Die verschiedenen Länder, in denen sich Iren ansiedelten, werden hier musikalisch dargestellt. Russische Derwische, die auch von einer russischen Tanzgruppe dargestellt werden, Mark Hall als singender „Onkel Tom“ und die beiden amerikanischen Stepper Kelly Isaac und Corey Hutchins für den neuen Kontinent und Carmen Armengou als spanische Flamencotänzerin stehen stellvertretend für viele Länder. Alles großartige Künstler, die jeder für sich eine unglaubliche Show geliefert haben – nur.......... ist das Riverdance????

 

Im irisch-amerikanischen „Duell“ der Tänzer zeigte der Leadtänzer der Riverdance-Truppe, Marty Dowds, sein sensationelles Können.

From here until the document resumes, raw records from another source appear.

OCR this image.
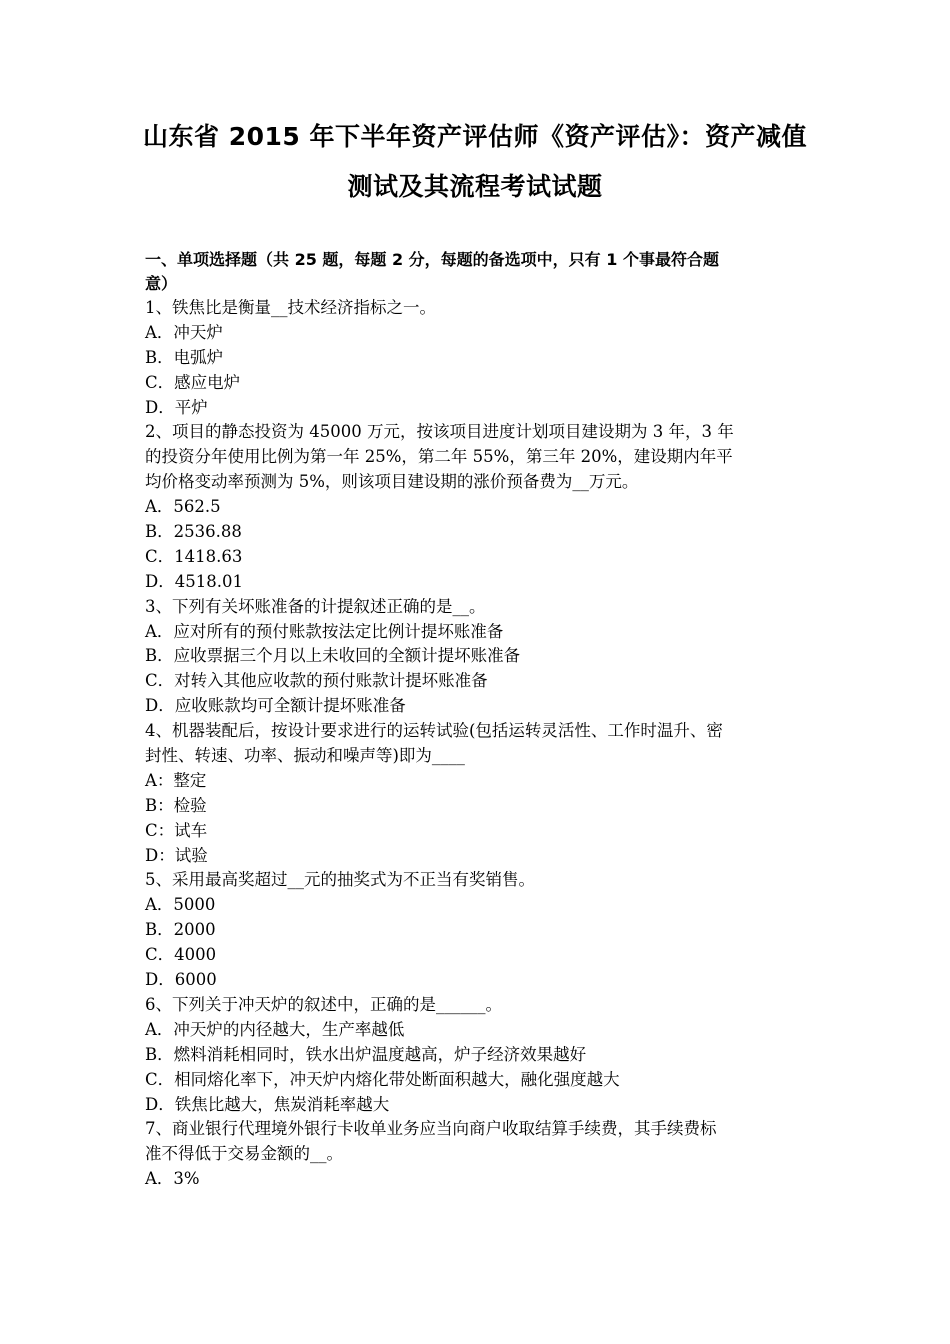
山东省 2015 年下半年资产评估师《资产评估》：资产减值
测试及其流程考试试题
一、单项选择题（共 25 题，每题 2 分，每题的备选项中，只有 1 个事最符合题
意）
1、铁焦比是衡量__技术经济指标之一。
A．冲天炉
B．电弧炉
C．感应电炉
D．平炉
2、项目的静态投资为 45000 万元，按该项目进度计划项目建设期为 3 年，3 年
的投资分年使用比例为第一年 25%，第二年 55%，第三年 20%，建设期内年平
均价格变动率预测为 5%，则该项目建设期的涨价预备费为__万元。
A．562.5
B．2536.88
C．1418.63
D．4518.01
3、下列有关坏账准备的计提叙述正确的是__。
A．应对所有的预付账款按法定比例计提坏账准备
B．应收票据三个月以上未收回的全额计提坏账准备
C．对转入其他应收款的预付账款计提坏账准备
D．应收账款均可全额计提坏账准备
4、机器装配后，按设计要求进行的运转试验(包括运转灵活性、工作时温升、密
封性、转速、功率、振动和噪声等)即为____
A：整定
B：检验
C：试车
D：试验
5、采用最高奖超过__元的抽奖式为不正当有奖销售。
A．5000
B．2000
C．4000
D．6000
6、下列关于冲天炉的叙述中，正确的是______。
A．冲天炉的内径越大，生产率越低
B．燃料消耗相同时，铁水出炉温度越高，炉子经济效果越好
C．相同熔化率下，冲天炉内熔化带处断面积越大，融化强度越大
D．铁焦比越大，焦炭消耗率越大
7、商业银行代理境外银行卡收单业务应当向商户收取结算手续费，其手续费标
准不得低于交易金额的__。
A．3%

Seine Art zu steppen riss das Publikum zu Begeisterungstürmen hin. Er steppte nicht nur mit den Füßen auf dem Boden, nein, er schaffte es sogar mit den Hacken in der Luft noch zu steppen und gleichzeitig noch mit den Händen einen anderen Takt zu schlagen. DAS war wirklich spitze und deshalb wollten wir zu Riverdance!!

 

Zum Schluss der Show kamen dann noch einmal alle Tänzer und Sänger gemeinsam auf die Bühne. Es wird uns die typisch irische Verbundenheit mit der Heimat noch einmal gezeigt – auch in der Fremde fühlt sich der Ire immer zur Heimat hingezogen und denkt stets sehnsüchtig daran, einmal zurückzukehren.

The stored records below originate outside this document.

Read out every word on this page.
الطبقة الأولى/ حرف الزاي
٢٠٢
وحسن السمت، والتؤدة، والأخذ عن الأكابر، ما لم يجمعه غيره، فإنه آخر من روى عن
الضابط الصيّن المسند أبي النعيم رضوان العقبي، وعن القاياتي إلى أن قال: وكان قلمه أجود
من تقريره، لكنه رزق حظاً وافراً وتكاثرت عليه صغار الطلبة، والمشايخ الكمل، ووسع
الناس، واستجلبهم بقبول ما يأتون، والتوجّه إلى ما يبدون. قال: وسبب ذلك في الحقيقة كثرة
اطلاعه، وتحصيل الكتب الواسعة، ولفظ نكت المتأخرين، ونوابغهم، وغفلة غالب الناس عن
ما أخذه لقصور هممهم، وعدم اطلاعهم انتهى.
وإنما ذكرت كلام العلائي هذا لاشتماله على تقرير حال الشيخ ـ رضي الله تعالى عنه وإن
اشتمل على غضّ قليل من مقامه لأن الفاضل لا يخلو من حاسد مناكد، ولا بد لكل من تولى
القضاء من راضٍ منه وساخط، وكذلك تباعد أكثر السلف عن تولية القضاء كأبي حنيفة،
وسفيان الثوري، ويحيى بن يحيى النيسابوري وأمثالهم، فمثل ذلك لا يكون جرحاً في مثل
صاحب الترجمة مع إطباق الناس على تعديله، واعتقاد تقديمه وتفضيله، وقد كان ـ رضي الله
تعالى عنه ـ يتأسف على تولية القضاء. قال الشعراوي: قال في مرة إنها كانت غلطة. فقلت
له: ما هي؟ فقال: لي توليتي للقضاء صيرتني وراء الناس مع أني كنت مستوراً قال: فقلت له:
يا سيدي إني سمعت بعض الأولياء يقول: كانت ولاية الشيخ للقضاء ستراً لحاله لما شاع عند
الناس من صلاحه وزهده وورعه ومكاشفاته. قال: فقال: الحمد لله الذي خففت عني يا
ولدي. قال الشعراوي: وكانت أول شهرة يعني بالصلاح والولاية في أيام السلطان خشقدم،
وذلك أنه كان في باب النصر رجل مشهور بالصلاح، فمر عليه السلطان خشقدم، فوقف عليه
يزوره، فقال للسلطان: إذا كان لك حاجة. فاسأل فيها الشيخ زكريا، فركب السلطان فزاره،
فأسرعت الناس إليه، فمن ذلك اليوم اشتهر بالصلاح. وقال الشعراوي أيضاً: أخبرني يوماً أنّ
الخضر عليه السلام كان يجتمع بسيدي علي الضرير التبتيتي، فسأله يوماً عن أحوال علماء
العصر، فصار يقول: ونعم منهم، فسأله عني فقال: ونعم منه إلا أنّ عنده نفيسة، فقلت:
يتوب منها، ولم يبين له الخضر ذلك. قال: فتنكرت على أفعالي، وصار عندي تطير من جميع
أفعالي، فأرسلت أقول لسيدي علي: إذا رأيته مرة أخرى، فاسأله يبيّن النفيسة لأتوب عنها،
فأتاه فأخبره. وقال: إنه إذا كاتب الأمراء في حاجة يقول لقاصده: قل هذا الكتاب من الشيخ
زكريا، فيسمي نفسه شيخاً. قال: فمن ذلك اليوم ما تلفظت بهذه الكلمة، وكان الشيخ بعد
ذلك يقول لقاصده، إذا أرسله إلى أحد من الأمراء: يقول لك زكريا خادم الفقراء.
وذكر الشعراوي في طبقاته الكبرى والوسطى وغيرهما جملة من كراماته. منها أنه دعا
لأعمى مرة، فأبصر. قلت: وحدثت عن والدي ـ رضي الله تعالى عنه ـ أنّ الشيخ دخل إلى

Noch einmal steppen alle Tänzer im gleichen Takt und fordern das Publikum zum Takt mitklatschen auf, was natürlich auch sofort gemacht wird. Unter dem Applaus des begeisterten Publikums verabschieden sich die einzelnen Gruppen und Solisten von der Bühne.

 

So kurz und knapp wie mein Bericht hier endet, so endete auch die Show. Da gab es keine zusätzliche Verbeugung (Vorhang gab es keinen) – Licht aus – fertig!! Das war symptomatisch für die ganze Show. Alles war ZU professionell – es gab keine Möglichkeit für einen der Künstler, noch eine kleine Zugabe zu geben (wie es die amerikanischer Stepper gerne gemacht hätten). Die Musik vom Band war zu Ende – also Abgang von der Bühne!

 

Mein Fazit:

Teilweise eine faszinierende Show mit großartigen Künstlern – aber eben leider nur teilweise. Es wirkte alles so abgespult, so einstudiert und abgeliefert, zu professionell – man hätte auch eine DVD einlegen können und die Tänzer einsparen.

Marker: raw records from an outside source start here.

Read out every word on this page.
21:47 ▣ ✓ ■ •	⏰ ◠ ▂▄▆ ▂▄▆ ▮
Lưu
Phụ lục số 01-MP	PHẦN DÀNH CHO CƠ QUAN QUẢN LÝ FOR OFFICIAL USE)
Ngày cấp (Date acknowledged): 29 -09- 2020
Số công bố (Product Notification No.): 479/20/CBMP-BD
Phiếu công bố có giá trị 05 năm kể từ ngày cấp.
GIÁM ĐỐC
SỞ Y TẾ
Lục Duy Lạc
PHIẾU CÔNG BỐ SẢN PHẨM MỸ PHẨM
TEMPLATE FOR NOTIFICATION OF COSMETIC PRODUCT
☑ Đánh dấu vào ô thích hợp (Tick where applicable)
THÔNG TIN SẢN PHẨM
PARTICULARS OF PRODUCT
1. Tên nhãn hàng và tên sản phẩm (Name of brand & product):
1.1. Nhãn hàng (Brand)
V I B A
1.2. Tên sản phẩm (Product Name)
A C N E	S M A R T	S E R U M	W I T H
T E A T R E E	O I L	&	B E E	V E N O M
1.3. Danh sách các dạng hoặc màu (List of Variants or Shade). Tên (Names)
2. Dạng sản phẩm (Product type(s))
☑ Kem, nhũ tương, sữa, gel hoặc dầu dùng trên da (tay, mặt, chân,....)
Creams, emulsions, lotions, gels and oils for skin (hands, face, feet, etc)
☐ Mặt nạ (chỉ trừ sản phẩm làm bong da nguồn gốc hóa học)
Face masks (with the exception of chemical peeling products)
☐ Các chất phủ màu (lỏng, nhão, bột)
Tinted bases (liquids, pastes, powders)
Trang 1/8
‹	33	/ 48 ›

Das Bühnenbild war äußerst sparsam und eigentlich zu „billig“ für diese Show. Die Band klasse, die einzelnen Musiker Künstler an ihren Instrumenten. Die Tänzer waren ebenfalls spitze – aber für mich sprang der Funke nicht über.

Es enttäuschte mich auch, dass das typisch Irische, das man auf der Insel so schnell spürt, hier nicht spürbar war – die Offenheit gegenüber Fremden, die Freundlichkeit, die Wortkargheit, der Glaube an Feen und Kobolde, das Keltische, das Mystische – all das fehlte.

Ich habe eine Show gesehen, die ich so auch im TV hätte sehen können – und deshalb kann ich nur sagen, dass es für mich keine 100 Euro wert war. Ich habe für weniger Geld schon wesentlich mehr geboten bekommen.